R) Concordo com você em relação ao que disse sobre as séries. Elas mostraram às editoras que livros com muitas páginas atraem leitores mais jovens e que histórias bem escritas podem proporcionar muito prazer na leitura. Independentemente de questões de estética, há textos instigantes, complexos. Hoje, fala-se muito em “convergência das mídias” – então, vemos essa geração novíssima abraçando livros impressos, livros digitais, utilizando redes sociais, economizando as palavras no twitter, soltando o verbo nos blogs, publicando livros independentes... Quem está se habituando a ler está lendo livros grossos, livros finos, livros mais visuais... Explora-se de tudo. Este é um momento muito bonito para a criatividade e para a produção de bens culturais.
4) E as pessoas que procuram o universo literário? Blogs, novas mídias voltaram a atrair inúmeros aspirantes a escritores, a maioria com um teclado à mão e uma ideia na cabeça.Será possível todo esse fluxo de textos convergir para um aprimoramento de estilo e conceitos ? Ou banalização da linguagem?
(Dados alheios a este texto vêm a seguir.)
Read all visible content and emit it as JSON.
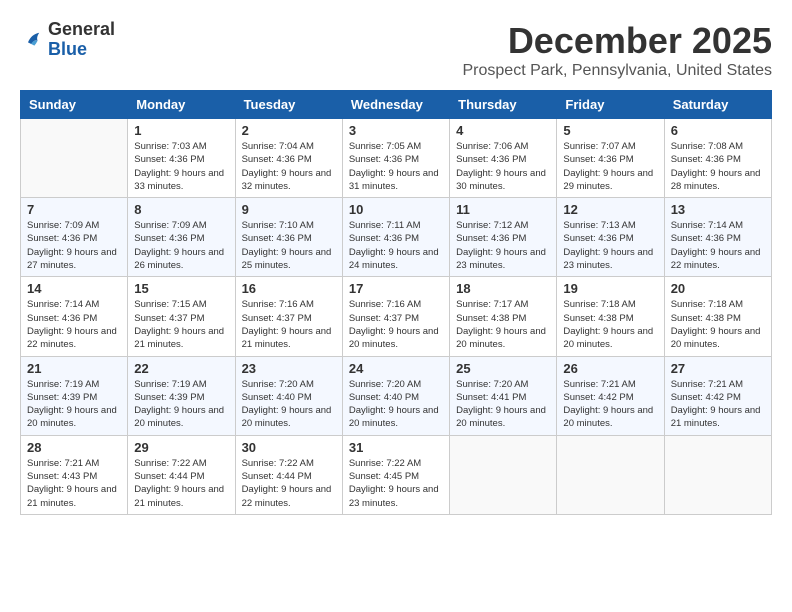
{
  "header": {
    "logo_general": "General",
    "logo_blue": "Blue",
    "month_title": "December 2025",
    "location": "Prospect Park, Pennsylvania, United States"
  },
  "days_of_week": [
    "Sunday",
    "Monday",
    "Tuesday",
    "Wednesday",
    "Thursday",
    "Friday",
    "Saturday"
  ],
  "weeks": [
    [
      {
        "day": "",
        "sunrise": "",
        "sunset": "",
        "daylight": ""
      },
      {
        "day": "1",
        "sunrise": "Sunrise: 7:03 AM",
        "sunset": "Sunset: 4:36 PM",
        "daylight": "Daylight: 9 hours and 33 minutes."
      },
      {
        "day": "2",
        "sunrise": "Sunrise: 7:04 AM",
        "sunset": "Sunset: 4:36 PM",
        "daylight": "Daylight: 9 hours and 32 minutes."
      },
      {
        "day": "3",
        "sunrise": "Sunrise: 7:05 AM",
        "sunset": "Sunset: 4:36 PM",
        "daylight": "Daylight: 9 hours and 31 minutes."
      },
      {
        "day": "4",
        "sunrise": "Sunrise: 7:06 AM",
        "sunset": "Sunset: 4:36 PM",
        "daylight": "Daylight: 9 hours and 30 minutes."
      },
      {
        "day": "5",
        "sunrise": "Sunrise: 7:07 AM",
        "sunset": "Sunset: 4:36 PM",
        "daylight": "Daylight: 9 hours and 29 minutes."
      },
      {
        "day": "6",
        "sunrise": "Sunrise: 7:08 AM",
        "sunset": "Sunset: 4:36 PM",
        "daylight": "Daylight: 9 hours and 28 minutes."
      }
    ],
    [
      {
        "day": "7",
        "sunrise": "Sunrise: 7:09 AM",
        "sunset": "Sunset: 4:36 PM",
        "daylight": "Daylight: 9 hours and 27 minutes."
      },
      {
        "day": "8",
        "sunrise": "Sunrise: 7:09 AM",
        "sunset": "Sunset: 4:36 PM",
        "daylight": "Daylight: 9 hours and 26 minutes."
      },
      {
        "day": "9",
        "sunrise": "Sunrise: 7:10 AM",
        "sunset": "Sunset: 4:36 PM",
        "daylight": "Daylight: 9 hours and 25 minutes."
      },
      {
        "day": "10",
        "sunrise": "Sunrise: 7:11 AM",
        "sunset": "Sunset: 4:36 PM",
        "daylight": "Daylight: 9 hours and 24 minutes."
      },
      {
        "day": "11",
        "sunrise": "Sunrise: 7:12 AM",
        "sunset": "Sunset: 4:36 PM",
        "daylight": "Daylight: 9 hours and 23 minutes."
      },
      {
        "day": "12",
        "sunrise": "Sunrise: 7:13 AM",
        "sunset": "Sunset: 4:36 PM",
        "daylight": "Daylight: 9 hours and 23 minutes."
      },
      {
        "day": "13",
        "sunrise": "Sunrise: 7:14 AM",
        "sunset": "Sunset: 4:36 PM",
        "daylight": "Daylight: 9 hours and 22 minutes."
      }
    ],
    [
      {
        "day": "14",
        "sunrise": "Sunrise: 7:14 AM",
        "sunset": "Sunset: 4:36 PM",
        "daylight": "Daylight: 9 hours and 22 minutes."
      },
      {
        "day": "15",
        "sunrise": "Sunrise: 7:15 AM",
        "sunset": "Sunset: 4:37 PM",
        "daylight": "Daylight: 9 hours and 21 minutes."
      },
      {
        "day": "16",
        "sunrise": "Sunrise: 7:16 AM",
        "sunset": "Sunset: 4:37 PM",
        "daylight": "Daylight: 9 hours and 21 minutes."
      },
      {
        "day": "17",
        "sunrise": "Sunrise: 7:16 AM",
        "sunset": "Sunset: 4:37 PM",
        "daylight": "Daylight: 9 hours and 20 minutes."
      },
      {
        "day": "18",
        "sunrise": "Sunrise: 7:17 AM",
        "sunset": "Sunset: 4:38 PM",
        "daylight": "Daylight: 9 hours and 20 minutes."
      },
      {
        "day": "19",
        "sunrise": "Sunrise: 7:18 AM",
        "sunset": "Sunset: 4:38 PM",
        "daylight": "Daylight: 9 hours and 20 minutes."
      },
      {
        "day": "20",
        "sunrise": "Sunrise: 7:18 AM",
        "sunset": "Sunset: 4:38 PM",
        "daylight": "Daylight: 9 hours and 20 minutes."
      }
    ],
    [
      {
        "day": "21",
        "sunrise": "Sunrise: 7:19 AM",
        "sunset": "Sunset: 4:39 PM",
        "daylight": "Daylight: 9 hours and 20 minutes."
      },
      {
        "day": "22",
        "sunrise": "Sunrise: 7:19 AM",
        "sunset": "Sunset: 4:39 PM",
        "daylight": "Daylight: 9 hours and 20 minutes."
      },
      {
        "day": "23",
        "sunrise": "Sunrise: 7:20 AM",
        "sunset": "Sunset: 4:40 PM",
        "daylight": "Daylight: 9 hours and 20 minutes."
      },
      {
        "day": "24",
        "sunrise": "Sunrise: 7:20 AM",
        "sunset": "Sunset: 4:40 PM",
        "daylight": "Daylight: 9 hours and 20 minutes."
      },
      {
        "day": "25",
        "sunrise": "Sunrise: 7:20 AM",
        "sunset": "Sunset: 4:41 PM",
        "daylight": "Daylight: 9 hours and 20 minutes."
      },
      {
        "day": "26",
        "sunrise": "Sunrise: 7:21 AM",
        "sunset": "Sunset: 4:42 PM",
        "daylight": "Daylight: 9 hours and 20 minutes."
      },
      {
        "day": "27",
        "sunrise": "Sunrise: 7:21 AM",
        "sunset": "Sunset: 4:42 PM",
        "daylight": "Daylight: 9 hours and 21 minutes."
      }
    ],
    [
      {
        "day": "28",
        "sunrise": "Sunrise: 7:21 AM",
        "sunset": "Sunset: 4:43 PM",
        "daylight": "Daylight: 9 hours and 21 minutes."
      },
      {
        "day": "29",
        "sunrise": "Sunrise: 7:22 AM",
        "sunset": "Sunset: 4:44 PM",
        "daylight": "Daylight: 9 hours and 21 minutes."
      },
      {
        "day": "30",
        "sunrise": "Sunrise: 7:22 AM",
        "sunset": "Sunset: 4:44 PM",
        "daylight": "Daylight: 9 hours and 22 minutes."
      },
      {
        "day": "31",
        "sunrise": "Sunrise: 7:22 AM",
        "sunset": "Sunset: 4:45 PM",
        "daylight": "Daylight: 9 hours and 23 minutes."
      },
      {
        "day": "",
        "sunrise": "",
        "sunset": "",
        "daylight": ""
      },
      {
        "day": "",
        "sunrise": "",
        "sunset": "",
        "daylight": ""
      },
      {
        "day": "",
        "sunrise": "",
        "sunset": "",
        "daylight": ""
      }
    ]
  ]
}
Gostaria de acreditar que vivemos um momento lindo de democratização do conhecimento mas, sei não, às vezes me assusto com tanto conteúdo ...
R) Sim, e fica difícil entendermos o processo quando também somos parte dele. O importante é fazer um trabalho honesto e fruto do empenho e da dedicação. Cris, vou ficando por aqui, pois nossa conversa se alonga e chega uma hora em que precisamos pôr um ponto final na história, não é? Um grande abraço e muito obrigado por mais uma parceria.
CRIS EICH - Nada de ponto final, Adriano, sou a favor das vírgulas! rssrrs. Te agradeço novamente pelo convite pra trocarmos figurinhas, valeu, beijo.